With digital systems and the ease of creating tasks, it often seems the only task really accomplished is creating a large pile of tasks.
When you have to let the brain-hand interface engage in an analog manner, you are more aware of what you’re noting, which (I believe) leads to better retention.
I can quickly capture a pile of stuff but if I write about individual items, my mind tucks that away in a very different way.
About 3 months ago, I took everything out of Things and OmniFocus.
I have two cork boards in my office next to two white boards (each is 36 X 24)
This was the day of installation:
I bought a stack of generic index cards from Amazon. I keep them on my desk. When I think of something that I need/want to do, I write them on a card. One task per card (unless that tasks has an obvious followup task, in which case I’ll write that on it too.
At the end of the day, I look through my index cards. If I’ve done the task, I tear the card in half and recycle it. If I haven’t, I put it on one of the cork boards.

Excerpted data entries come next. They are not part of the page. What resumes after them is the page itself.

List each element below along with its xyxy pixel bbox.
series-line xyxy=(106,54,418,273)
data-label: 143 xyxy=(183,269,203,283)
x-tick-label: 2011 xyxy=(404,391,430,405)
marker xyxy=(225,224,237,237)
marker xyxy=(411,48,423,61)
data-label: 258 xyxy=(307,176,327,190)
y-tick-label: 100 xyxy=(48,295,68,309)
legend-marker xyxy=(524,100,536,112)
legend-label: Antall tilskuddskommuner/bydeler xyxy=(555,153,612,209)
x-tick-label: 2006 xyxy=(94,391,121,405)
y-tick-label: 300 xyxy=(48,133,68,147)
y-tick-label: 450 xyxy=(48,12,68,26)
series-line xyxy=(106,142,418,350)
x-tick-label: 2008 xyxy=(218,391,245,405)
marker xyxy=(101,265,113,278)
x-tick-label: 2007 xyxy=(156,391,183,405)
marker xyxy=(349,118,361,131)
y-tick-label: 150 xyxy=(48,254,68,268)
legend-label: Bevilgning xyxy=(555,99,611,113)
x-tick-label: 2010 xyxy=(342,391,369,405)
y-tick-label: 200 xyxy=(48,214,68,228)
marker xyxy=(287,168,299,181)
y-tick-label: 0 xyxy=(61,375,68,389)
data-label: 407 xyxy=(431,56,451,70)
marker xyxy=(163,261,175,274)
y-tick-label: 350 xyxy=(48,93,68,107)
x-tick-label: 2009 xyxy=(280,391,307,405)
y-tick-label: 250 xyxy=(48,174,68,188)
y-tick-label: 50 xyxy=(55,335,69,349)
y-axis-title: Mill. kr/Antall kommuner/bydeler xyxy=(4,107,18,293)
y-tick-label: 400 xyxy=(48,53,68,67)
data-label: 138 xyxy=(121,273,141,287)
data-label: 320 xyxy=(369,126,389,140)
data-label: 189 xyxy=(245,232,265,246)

The white boards are used for things I plan to do today. They should be blank at the end of the day. (*)
The two on the left (one whiteboard, one cork board) are for ‘work’ and the right two are ‘personal’.

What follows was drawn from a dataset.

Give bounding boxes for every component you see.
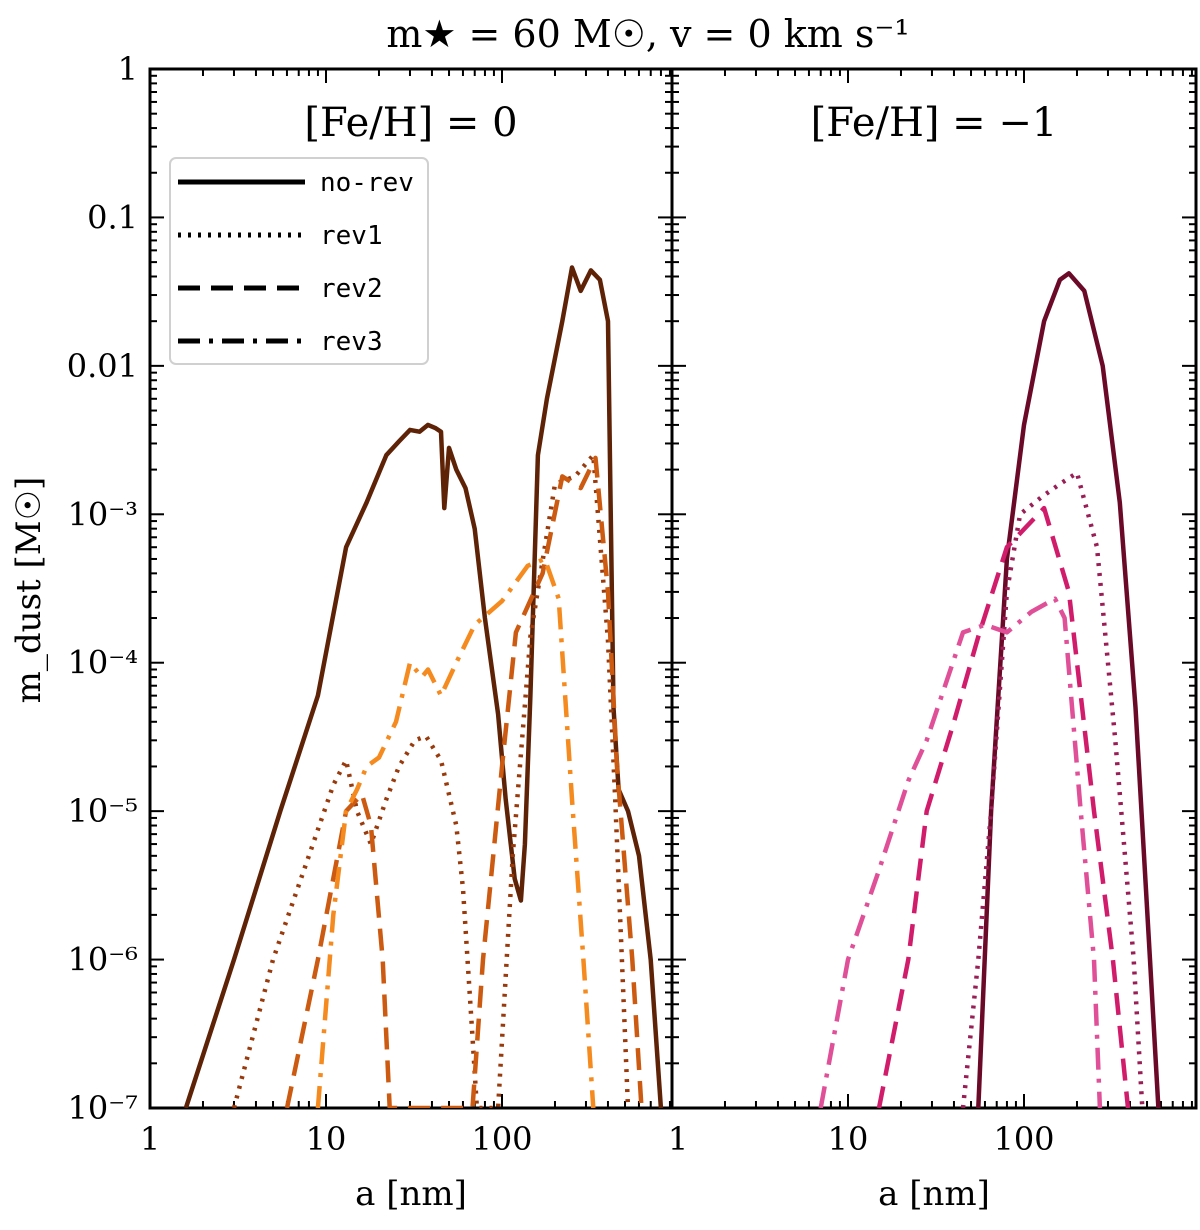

I feel more “on top of things” than I have for years. It’s much easier to get an overview of everything I’m working on.
Also, when I start to run out of space on the cork boards, it tells me that I need to either decide to do things or that I’m not going to do them.

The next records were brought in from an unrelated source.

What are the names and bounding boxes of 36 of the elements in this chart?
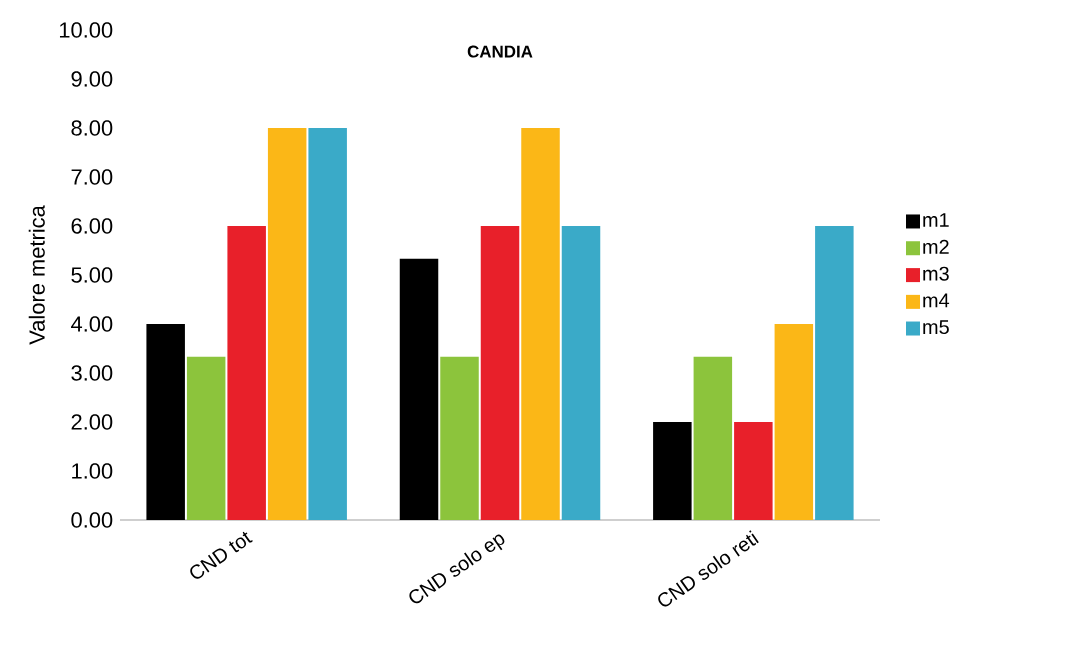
x-tick-label: CND tot — [190, 531, 253, 579]
legend-label: m4 — [923, 293, 950, 308]
bar — [693, 356, 733, 520]
y-tick-label: 4.00 — [71, 316, 113, 332]
bar — [734, 422, 773, 520]
x-tick-label: CND solo reti — [658, 530, 759, 607]
legend-label: m3 — [923, 266, 949, 281]
bar — [227, 226, 266, 520]
y-tick-label: 6.00 — [71, 218, 113, 234]
y-tick-label: 0.00 — [71, 512, 113, 528]
bar — [815, 226, 854, 520]
y-tick-label: 1.00 — [72, 463, 113, 479]
bar — [267, 128, 307, 520]
legend-label: m5 — [923, 320, 949, 335]
y-tick-label: 2.00 — [71, 414, 113, 430]
y-tick-label: 10.00 — [59, 22, 113, 38]
y-tick-label: 9.00 — [71, 71, 113, 87]
bar — [480, 226, 520, 520]
y-tick-label: 5.00 — [71, 267, 113, 283]
legend-label: m1 — [923, 213, 949, 227]
bar — [774, 324, 814, 520]
legend-label: m2 — [923, 239, 949, 254]
bar — [146, 324, 185, 520]
bar — [653, 422, 692, 520]
y-tick-label: 7.00 — [71, 169, 113, 185]
text: CANDIA — [467, 45, 533, 58]
bar — [308, 128, 347, 520]
x-tick-label: CND solo ep — [409, 534, 505, 604]
bar — [561, 226, 601, 520]
bar — [440, 356, 479, 520]
bar — [521, 128, 560, 520]
y-tick-label: 3.00 — [71, 365, 113, 381]
y-axis-title: Valore metrica — [28, 205, 45, 345]
bar — [186, 356, 226, 520]
y-tick-label: 8.00 — [71, 120, 113, 136]
bar — [399, 258, 439, 520]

Generally speaking, things on the left side of the cork board are more important. Middle is ‘upcoming’. Right side is “important but not urgent.”
(*) the white boards should be empty of today’s tasks, but if I am on-the-ball, I should have tomorrow’s important tasks written on there so when I get up in the morning, I don’t have to figure out what is important to do that day.
Oooh Pen Thread (forgive me Father)…
My daily carry is Moleskine hardback notebook, quiver pen holder, Pilot Vanishing Point FP, Lamy Multicolo(u)r ballpen
Re Omnifocus I drastically reduced the number of individual projects some time ago, replacing most with ‘Home flow’ and ‘Work flow’ a la Kourosh Dini. That helped a lot
At my last corporate gig, we sticky-noted whiteboards a lot.
When I run projects, I use corkboards and index cards a lot. Simple, clear and visible to the whole team.
I have transitioned from OF to a bullet journal like system in an Hobonichi cousin avec (after using an hybrid system for some years).
But I’ve always had much more paper and pens than the average person, so…
Can you describe your IFTT → OF use cases? Sounds interesting
Couldn’t edit the original for some reason, I used to use IFTT, but have moved to Zapier to bring things into Omnifocus. Example, each week I review an audio file that is on SoundCloud for a specific project by a friend. Instead of asking him for an update or any of that, I have Zapier linked to his SoundCloud RSS. I enter the info and then it pops up into my Omnifocus when he uploads a new file. I am sure there are easier ways, but this works for me and gives me flexibility to mess around with other stuff in Zapier.